Films have a tendency to stretch stories and exaggerate the things that happened in real life. The closest affiliation I have to the real story of Elvis Presley is that we were in the same Fraternity, that’s it. I am not a lifelong fan nor do I know the truth of this story. What I do know is every step after leaving that house of mirrors, Elvis’s life was twisted, distorted, and altered to fit what Tom Parker wanted. Elvis wanted nothing more than to travel the world and play every city. But those wings were clipped by Tom Parker, who couldn’t leave the country on account of having no passport. In reality, this information wasn’t learned until after Elvis’s death, which hurts even more than him finding out in life as he does in the film.
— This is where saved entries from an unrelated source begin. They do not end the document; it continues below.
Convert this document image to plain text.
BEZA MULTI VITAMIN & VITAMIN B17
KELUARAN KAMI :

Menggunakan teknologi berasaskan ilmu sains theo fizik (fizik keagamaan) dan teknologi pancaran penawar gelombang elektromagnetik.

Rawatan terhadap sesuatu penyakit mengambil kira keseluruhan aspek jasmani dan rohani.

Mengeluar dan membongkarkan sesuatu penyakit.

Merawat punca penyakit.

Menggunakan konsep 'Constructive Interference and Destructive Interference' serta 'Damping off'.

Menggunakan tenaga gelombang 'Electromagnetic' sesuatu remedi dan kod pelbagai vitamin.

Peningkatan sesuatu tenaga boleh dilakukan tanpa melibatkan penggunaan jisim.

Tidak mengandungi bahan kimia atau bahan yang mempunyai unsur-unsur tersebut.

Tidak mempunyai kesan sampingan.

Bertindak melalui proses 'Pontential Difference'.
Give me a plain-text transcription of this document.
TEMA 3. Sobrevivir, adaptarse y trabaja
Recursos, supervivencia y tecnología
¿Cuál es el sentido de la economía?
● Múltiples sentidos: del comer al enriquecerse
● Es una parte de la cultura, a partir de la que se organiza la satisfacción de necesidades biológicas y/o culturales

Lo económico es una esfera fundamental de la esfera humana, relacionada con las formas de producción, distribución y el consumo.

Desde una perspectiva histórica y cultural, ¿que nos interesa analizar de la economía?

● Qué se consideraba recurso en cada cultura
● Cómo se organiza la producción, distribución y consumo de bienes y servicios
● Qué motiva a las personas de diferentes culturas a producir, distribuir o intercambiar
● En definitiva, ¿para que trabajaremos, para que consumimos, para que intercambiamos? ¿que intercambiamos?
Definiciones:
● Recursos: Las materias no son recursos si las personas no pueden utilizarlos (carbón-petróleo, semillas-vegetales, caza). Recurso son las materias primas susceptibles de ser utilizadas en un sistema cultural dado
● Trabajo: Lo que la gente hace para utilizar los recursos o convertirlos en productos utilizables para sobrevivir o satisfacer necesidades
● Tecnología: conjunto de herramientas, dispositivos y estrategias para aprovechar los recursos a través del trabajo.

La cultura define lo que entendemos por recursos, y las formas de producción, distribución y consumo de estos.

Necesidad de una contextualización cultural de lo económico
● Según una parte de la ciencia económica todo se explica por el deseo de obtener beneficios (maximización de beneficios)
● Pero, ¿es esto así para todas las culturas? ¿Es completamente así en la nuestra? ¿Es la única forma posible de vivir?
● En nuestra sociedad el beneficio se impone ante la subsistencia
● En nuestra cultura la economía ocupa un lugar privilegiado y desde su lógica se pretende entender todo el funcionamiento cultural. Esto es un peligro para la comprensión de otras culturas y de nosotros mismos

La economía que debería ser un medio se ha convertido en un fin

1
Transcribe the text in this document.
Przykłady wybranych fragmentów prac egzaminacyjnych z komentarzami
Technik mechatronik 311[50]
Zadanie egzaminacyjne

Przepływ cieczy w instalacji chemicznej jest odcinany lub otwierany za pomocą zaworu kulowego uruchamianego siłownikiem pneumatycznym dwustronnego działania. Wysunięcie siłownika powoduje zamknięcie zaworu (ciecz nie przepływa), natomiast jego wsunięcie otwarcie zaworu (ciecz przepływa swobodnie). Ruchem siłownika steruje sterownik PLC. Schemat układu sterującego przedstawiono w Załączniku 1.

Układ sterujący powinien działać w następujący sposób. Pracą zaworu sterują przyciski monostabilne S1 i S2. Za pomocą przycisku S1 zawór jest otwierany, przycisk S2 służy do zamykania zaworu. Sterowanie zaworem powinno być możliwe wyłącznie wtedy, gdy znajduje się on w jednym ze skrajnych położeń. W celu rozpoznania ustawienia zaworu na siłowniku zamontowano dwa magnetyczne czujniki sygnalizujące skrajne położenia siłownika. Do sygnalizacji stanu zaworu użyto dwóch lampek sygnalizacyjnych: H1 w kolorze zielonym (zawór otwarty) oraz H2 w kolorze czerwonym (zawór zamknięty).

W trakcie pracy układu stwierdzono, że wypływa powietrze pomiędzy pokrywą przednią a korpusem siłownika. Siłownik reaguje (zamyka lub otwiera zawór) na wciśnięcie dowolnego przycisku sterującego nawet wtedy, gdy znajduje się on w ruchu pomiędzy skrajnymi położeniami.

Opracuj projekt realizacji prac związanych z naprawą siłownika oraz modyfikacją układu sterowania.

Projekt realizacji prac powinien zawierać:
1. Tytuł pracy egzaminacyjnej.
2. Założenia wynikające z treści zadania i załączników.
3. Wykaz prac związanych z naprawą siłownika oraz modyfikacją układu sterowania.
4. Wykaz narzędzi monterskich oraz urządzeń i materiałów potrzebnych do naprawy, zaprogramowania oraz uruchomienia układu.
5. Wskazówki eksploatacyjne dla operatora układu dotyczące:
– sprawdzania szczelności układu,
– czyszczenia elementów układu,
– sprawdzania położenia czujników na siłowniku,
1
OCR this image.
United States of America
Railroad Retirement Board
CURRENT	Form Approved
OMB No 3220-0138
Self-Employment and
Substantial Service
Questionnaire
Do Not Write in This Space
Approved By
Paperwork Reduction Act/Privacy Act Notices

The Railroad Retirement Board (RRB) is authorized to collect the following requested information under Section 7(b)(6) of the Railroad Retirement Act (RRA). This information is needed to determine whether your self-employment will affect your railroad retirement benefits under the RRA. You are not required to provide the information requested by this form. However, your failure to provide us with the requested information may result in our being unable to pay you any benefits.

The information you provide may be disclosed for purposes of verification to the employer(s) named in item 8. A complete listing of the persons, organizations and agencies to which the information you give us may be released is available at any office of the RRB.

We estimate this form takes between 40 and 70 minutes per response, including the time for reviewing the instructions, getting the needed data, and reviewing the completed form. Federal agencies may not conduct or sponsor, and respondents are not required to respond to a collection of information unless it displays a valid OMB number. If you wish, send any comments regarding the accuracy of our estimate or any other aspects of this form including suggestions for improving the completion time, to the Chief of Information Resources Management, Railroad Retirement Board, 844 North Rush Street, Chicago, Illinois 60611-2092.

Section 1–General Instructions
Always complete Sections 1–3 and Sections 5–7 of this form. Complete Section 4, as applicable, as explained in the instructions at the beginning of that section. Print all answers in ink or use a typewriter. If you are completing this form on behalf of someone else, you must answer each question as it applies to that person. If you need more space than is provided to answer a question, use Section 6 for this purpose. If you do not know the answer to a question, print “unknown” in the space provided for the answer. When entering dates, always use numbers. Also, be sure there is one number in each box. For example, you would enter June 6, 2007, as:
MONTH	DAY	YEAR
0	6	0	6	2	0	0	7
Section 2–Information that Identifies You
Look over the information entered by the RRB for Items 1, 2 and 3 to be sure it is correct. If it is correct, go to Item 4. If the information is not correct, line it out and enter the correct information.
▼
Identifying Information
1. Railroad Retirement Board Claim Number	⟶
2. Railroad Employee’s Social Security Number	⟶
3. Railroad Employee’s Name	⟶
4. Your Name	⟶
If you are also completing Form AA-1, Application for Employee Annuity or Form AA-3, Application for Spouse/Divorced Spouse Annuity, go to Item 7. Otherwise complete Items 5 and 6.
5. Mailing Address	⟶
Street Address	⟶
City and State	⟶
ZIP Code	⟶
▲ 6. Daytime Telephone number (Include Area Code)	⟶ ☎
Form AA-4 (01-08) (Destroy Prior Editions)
There is something about the idea of a geek that Elvis begins to become more like as the film progresses. While in the first shot I described, he runs parallel to the geek banner, as his life went on, those paths became one. I say that because one major way that carnivals and grifters kept geeks under their thumb was by giving them enough drugs and alcohol to push them furthest from the people they once were. As Parker pushed Elvis further and further, the more drugs he would be prescribed by Dr. George Nichopouls aka Dr. Nick. By the end of his life, Presley was prescribed over 12,000 pills by Dr. Nick. The doctor did a similar thing with Jerry Lee Lewis, but was stripped of his medical license for his conduct.

During the film, all of this comes to a head when Elvis nearly dies. He fully collapses in the center of a hallway surrounded by people. Every one of them is benefiting from him. Someone pleads that he be brought to rehab; instead Tom Parker has him pumped full of drugs by “Dr. Nick” to get him back on stage that night to perform after dunking his face in a bowl of ice to resuscitate him.
The people paid to see their geek, didn’t they? Stuck on the same stage for multiple years, despite his dream of traveling the world. A geek stuck in his cage performing the same act, night after night in a drug induced stupor. Elvis never did see the world; Elvis died unceremoniously with a list of complications. Colonel Tom Parker died just as unceremoniously, in disgrace after losing his cash cow. The grifter worked his geek to death, both losses in the sea of manipulation. But only the King remains.